The Rotational Presidential Primary System

By Frank Hill

If you ever want to know why our current political system is so crazy, think no further than this important fact:

For the past 50 years, any serious candidate for President of the 'United' States of America has had to basically camp out with the 'good folks of Iowa' and sip tea with the 'good folks of New Hampshire' for days, weeks and months on end in sub-zero freezing temperatures.

Here's our question:

If we are truly the 'United' States of America, not the 'Black or White America' President Obama so eloquently spoke of long, long ago in a galaxy far, far away now it seems, then why do two of the least populated states get to make this humongous, momentous decision every 4 years for the rest of us?

On top of that, the demographics of Iowa and New Hampshire harken back to the good olden days where America was a predominately white WASPY society where Ward and June Cleaver raised two rambunctious son in a bucolic, tree-lined neighborhood in Everytown, USA. Iowa has a less than 3% African-American population and New Hampshire, well, good grief!
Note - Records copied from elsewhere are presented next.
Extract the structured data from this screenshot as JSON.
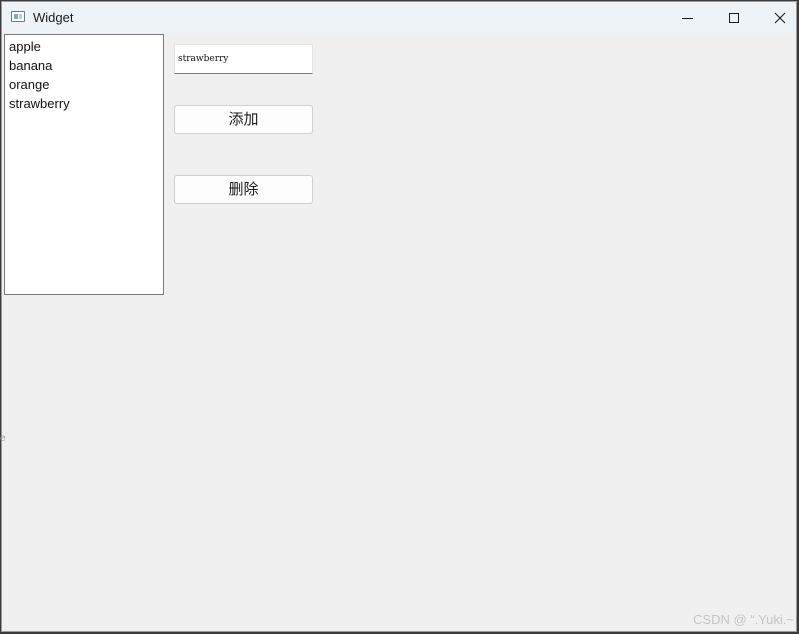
{
  "window": {
    "title": "Widget",
    "controls": {
      "minimize": "minimize-icon",
      "maximize": "maximize-icon",
      "close": "close-icon"
    }
  },
  "list": {
    "items": [
      "apple",
      "banana",
      "orange",
      "strawberry"
    ]
  },
  "input": {
    "value": "strawberry"
  },
  "buttons": {
    "add_label": "添加",
    "delete_label": "删除"
  },
  "side_glyph": "e",
  "watermark": "CSDN @ “.Yuki.~"
}
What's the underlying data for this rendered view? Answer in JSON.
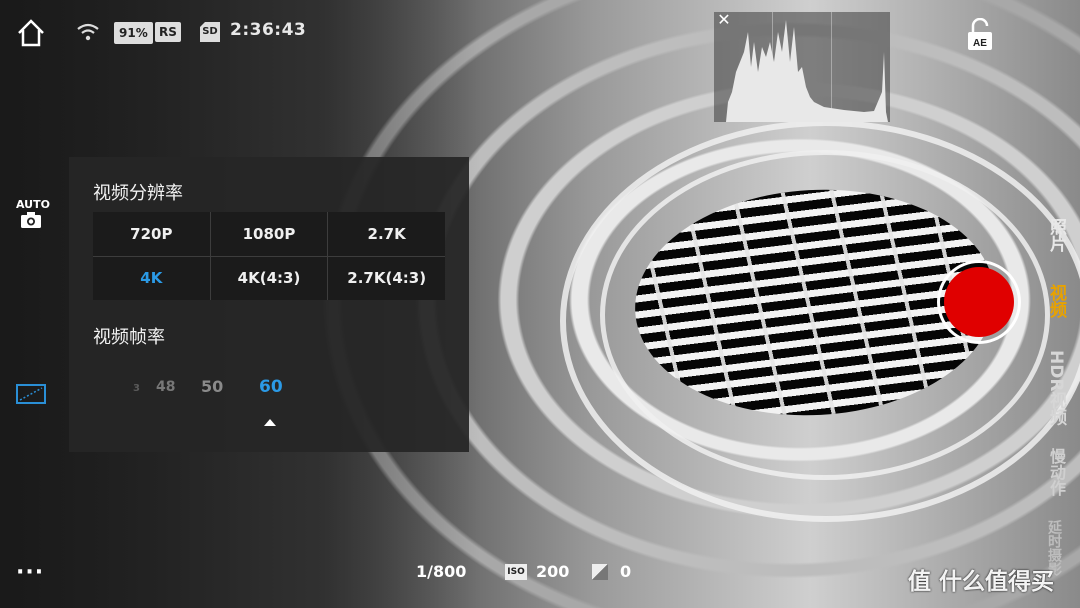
{
  "status": {
    "battery": "91%",
    "rs": "RS",
    "sd": "SD",
    "time": "2:36:43"
  },
  "left": {
    "auto_label": "AUTO"
  },
  "panel": {
    "resolution_title": "视频分辨率",
    "resolutions": [
      "720P",
      "1080P",
      "2.7K",
      "4K",
      "4K(4:3)",
      "2.7K(4:3)"
    ],
    "selected_resolution": "4K",
    "framerate_title": "视频帧率",
    "framerates": [
      "48",
      "50",
      "60"
    ],
    "framerate_faded_partial": "3",
    "selected_framerate": "60"
  },
  "modes": {
    "photo": "照片",
    "video": "视频",
    "hdr_video": "HDR视频",
    "slow_motion": "慢动作",
    "timelapse": "延时摄影",
    "selected": "视频"
  },
  "bottom": {
    "shutter": "1/800",
    "iso_label": "ISO",
    "iso_value": "200",
    "ev_value": "0"
  },
  "watermark": "值 什么值得买",
  "ae_label": "AE",
  "colors": {
    "accent_blue": "#2b9ae6",
    "mode_selected": "#e8a200",
    "record_red": "#e00000"
  },
  "icons": [
    "home-icon",
    "wifi-icon",
    "close-icon",
    "ae-lock-icon",
    "camera-icon",
    "gallery-icon",
    "iso-icon",
    "exposure-icon"
  ]
}
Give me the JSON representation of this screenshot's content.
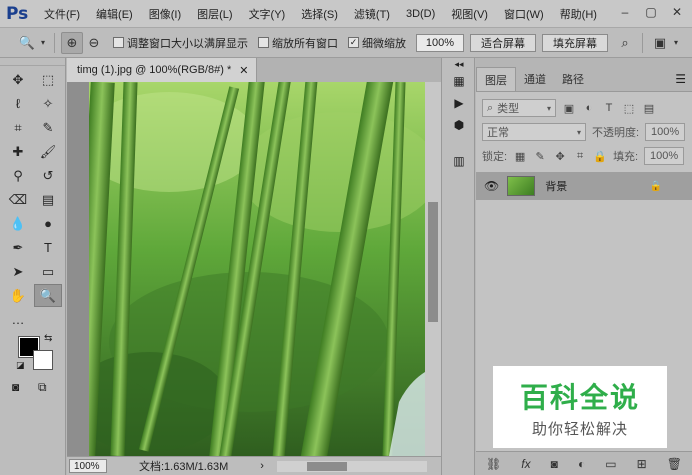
{
  "app": {
    "logo": "Ps"
  },
  "menu": [
    "文件(F)",
    "编辑(E)",
    "图像(I)",
    "图层(L)",
    "文字(Y)",
    "选择(S)",
    "滤镜(T)",
    "3D(D)",
    "视图(V)",
    "窗口(W)",
    "帮助(H)"
  ],
  "window_buttons": [
    "–",
    "▢",
    "✕"
  ],
  "options_bar": {
    "check_resize": "调整窗口大小以满屏显示",
    "check_zoom_all": "缩放所有窗口",
    "check_scrubby": "细微缩放",
    "zoom_value": "100%",
    "fit_screen": "适合屏幕",
    "fill_screen": "填充屏幕"
  },
  "document": {
    "tab_title": "timg (1).jpg @ 100%(RGB/8#) *",
    "status_zoom": "100%",
    "status_doc": "文档:1.63M/1.63M"
  },
  "layers_panel": {
    "tabs": [
      "图层",
      "通道",
      "路径"
    ],
    "filter_kind": "类型",
    "blend_mode": "正常",
    "opacity_label": "不透明度:",
    "opacity_value": "100%",
    "lock_label": "锁定:",
    "fill_label": "填充:",
    "fill_value": "100%",
    "layer_name": "背景"
  },
  "watermark": {
    "main": "百科全说",
    "sub": "助你轻松解决"
  },
  "colors": {
    "foreground": "#000000",
    "background": "#ffffff",
    "watermark_green": "#2fae4a"
  }
}
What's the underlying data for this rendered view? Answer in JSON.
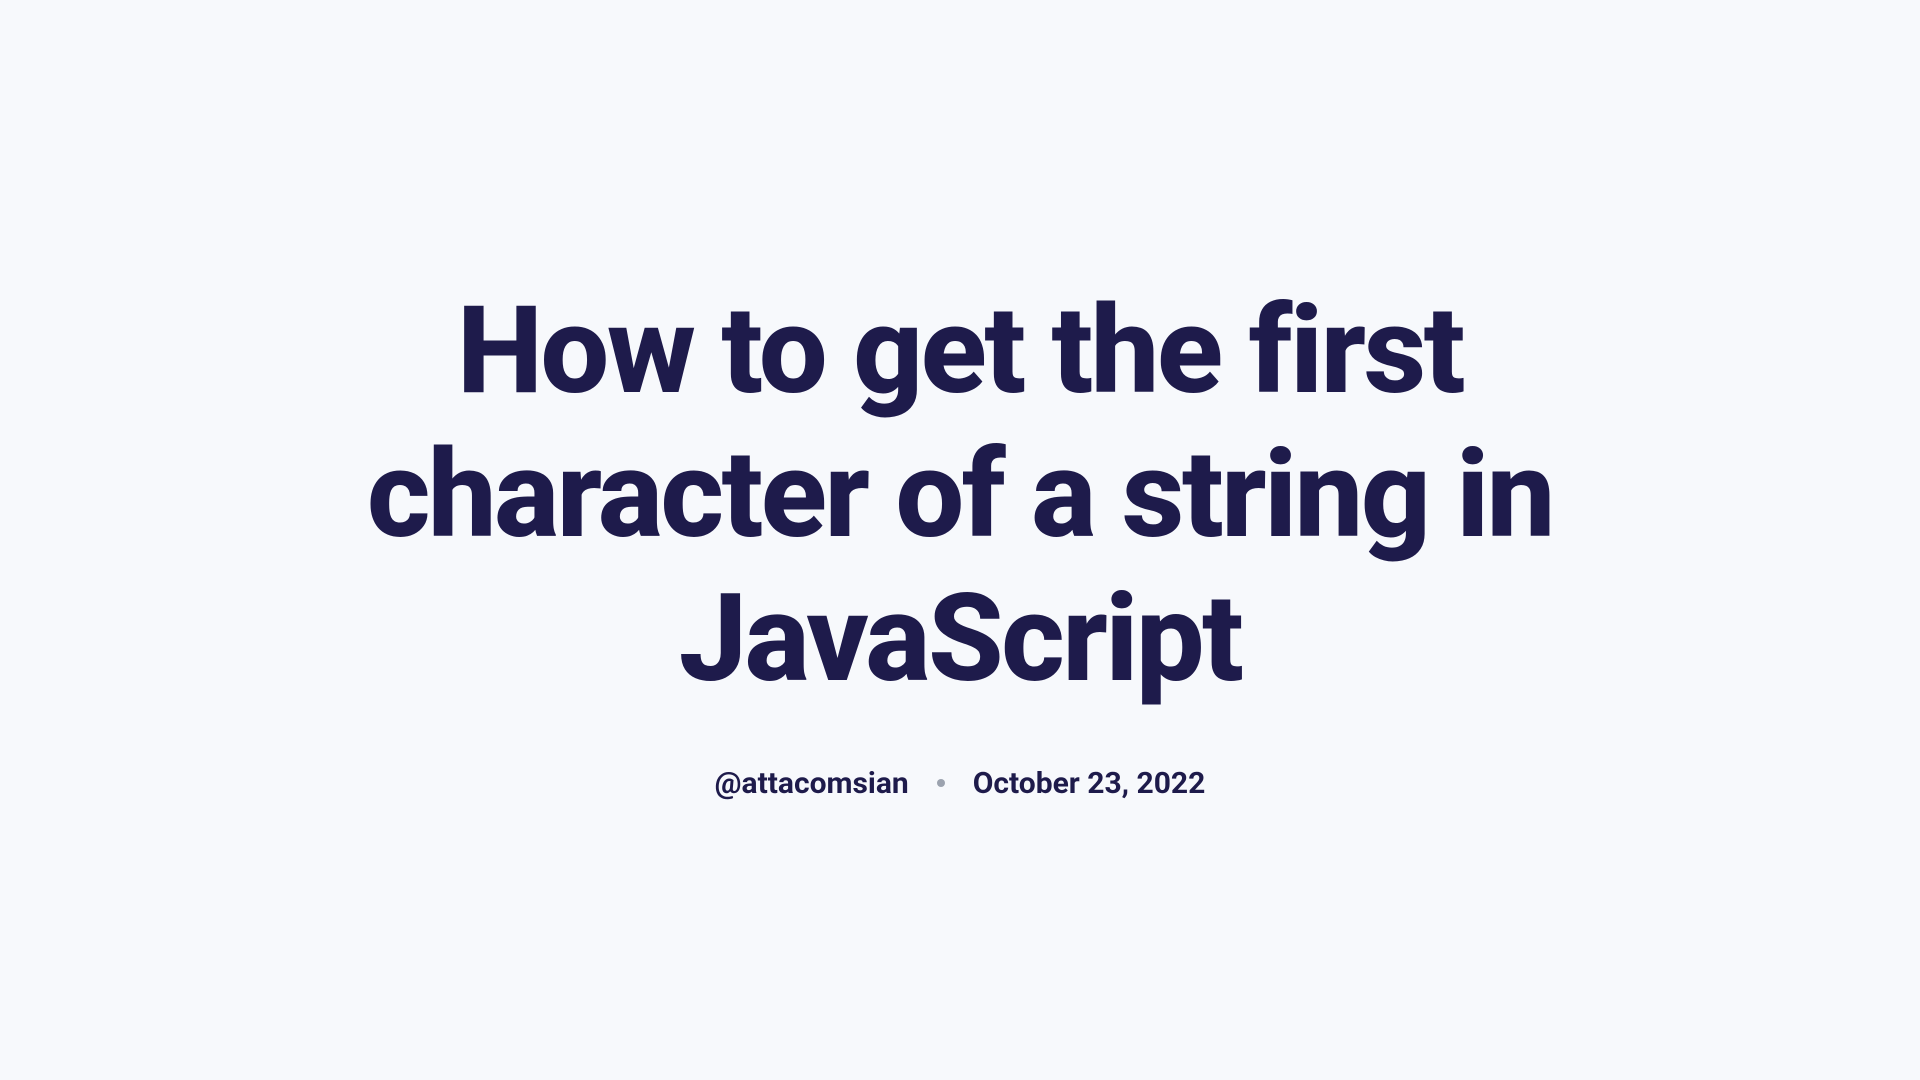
{
  "article": {
    "title": "How to get the first character of a string in JavaScript",
    "author": "@attacomsian",
    "date": "October 23, 2022"
  }
}
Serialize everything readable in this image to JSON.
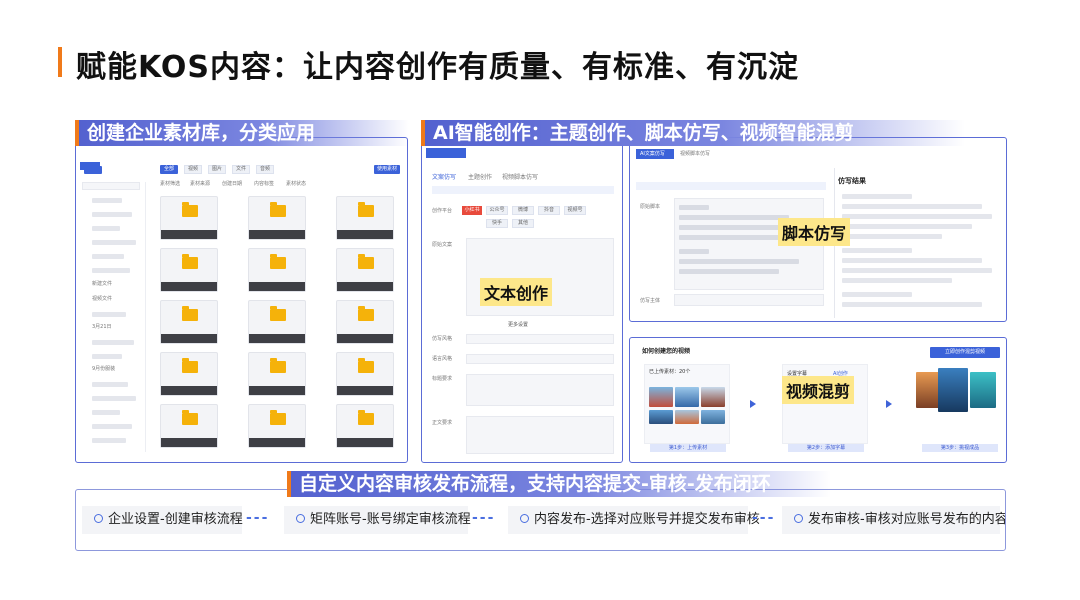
{
  "page": {
    "title": "赋能KOS内容：让内容创作有质量、有标准、有沉淀"
  },
  "panels": {
    "library": {
      "banner": "创建企业素材库，分类应用"
    },
    "ai": {
      "banner": "AI智能创作：主题创作、脚本仿写、视频智能混剪"
    },
    "flow": {
      "banner": "自定义内容审核发布流程，支持内容提交-审核-发布闭环"
    }
  },
  "labels": {
    "text_creation": "文本创作",
    "script_imitation": "脚本仿写",
    "video_mix": "视频混剪"
  },
  "library_ui": {
    "toolbar": [
      "全部",
      "视频",
      "图片",
      "文件",
      "音频"
    ],
    "filters": [
      "素材筛选",
      "素材来源",
      "创建日期",
      "内容标签",
      "素材状态"
    ],
    "tree_items": [
      "新建文件",
      "视频文件",
      "3月21日",
      "9月份服装"
    ],
    "upload_label": "使用素材",
    "card_caption": "子文件夹"
  },
  "text_ui": {
    "tabs": [
      "文案仿写",
      "主题创作",
      "视频脚本仿写"
    ],
    "platform_label": "创作平台",
    "platforms": [
      "小红书",
      "公众号",
      "微博",
      "抖音",
      "视频号",
      "快手",
      "其他"
    ],
    "fields": [
      "原始文案",
      "仿写风格",
      "语言风格",
      "标题要求",
      "正文要求"
    ],
    "more": "更多设置"
  },
  "script_ui": {
    "tabs": [
      "AI文案仿写",
      "视频脚本仿写"
    ],
    "result_title": "仿写结果",
    "source_label": "原始脚本",
    "subject_label": "仿写主体"
  },
  "video_ui": {
    "title": "如何创建您的视频",
    "upload_title": "已上传素材：20个",
    "step_tags": [
      "第1步：上传素材",
      "第2步：添加字幕",
      "第3步：挑视成品"
    ],
    "create_button": "立即创作混剪视频",
    "subtitle_label": "设置字幕",
    "ai_label": "AI创作"
  },
  "flow_steps": [
    "企业设置-创建审核流程",
    "矩阵账号-账号绑定审核流程",
    "内容发布-选择对应账号并提交发布审核",
    "发布审核-审核对应账号发布的内容"
  ],
  "flow_dash": "---",
  "colors": {
    "accent": "#f07a1a",
    "brand_blue": "#5361cf",
    "label_yellow": "#fde78a",
    "folder": "#f5b20a"
  }
}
Let's just say New Hampshire is 99% not African-American.

Don't you think that maybe perhaps there is at least some tiny degree of probability that there is some other state out of 48 of them that might be just a teeny-tiny bit more 'representative' of the entire US population here in the 21st century?

Florida just decided to move their primary up to January 31, 2012. Good for them.

Instead of waiting for the results of the Iowa Caucuses on Februrary 6 and then the NH primary the second Tuesday in March, they have just decided to jump the field and bring one of the largest states in the Union into prominence before the die is cast for the most part by remaining the 4th primary just behind South Carolina.

Here's a common-sense solution: Why not just rotate the presidential primaries around all 50 states so that each state has a chance to be in the top 5 every 4 years to pick our next presidential candidates from both major parties?

The order for the top 5 every 4 years could be determined by a random ping-pong ball being chosen. Heck! we choose the NBA #1 draft picks that way and people become mega-millionaires every night when some state holds their lottery number picks on television. Why not set our state's ranking order the same way to choose our Very Most Important Person every four years?

Otherwise, we would argue for a return to the days of smoke-filled rooms (although nowadays it would probably be the 'non-lethal' vapors of electronic cigarettes) at our national conventions where guys like Abraham Lincoln and FDR were chosen before the primary system took root in the early 1950's.

Whatever we did before 1952 seemed to work, didn't it? For the most part?

The current presidential primary system has deteriorated into an ESPN-esque, cartoonish version of democracy where candidates can't say what they really feel or want to do for the nation. When they do, they get mercilessly ripped to pieces by people in the media that none of us would ever vote for to represent us in the local PTA at our local school.

Seriously....can you even imagine listening to Chris Matthews in a PTA meeting? You would never be able to say anything!

Support the Florida Move to January 31. Maybe it will crack apart this archaic sclerotic primary selection process we now tolerate.

(Editor's Note: Frank Hill's resumé includes working as chief of staff for Senator Elizabeth Dole and Congressman Alex McMillan, serving on the House Budget Committee and serving on the Commission on Entitlement and Tax Reform. He takes on politics from a fiercely independent perspective at the blog Telemachus).


  1. This comment has been removed by the author.

  2. Why not hold all primaries on the same day?!

  3. Why not go back to the convention method? We got guys like Lincoln out of they can't be all that bad

  4. Yes Frank, I think there are many things that our nation needs to go 'back' to... Constitution being the main thing.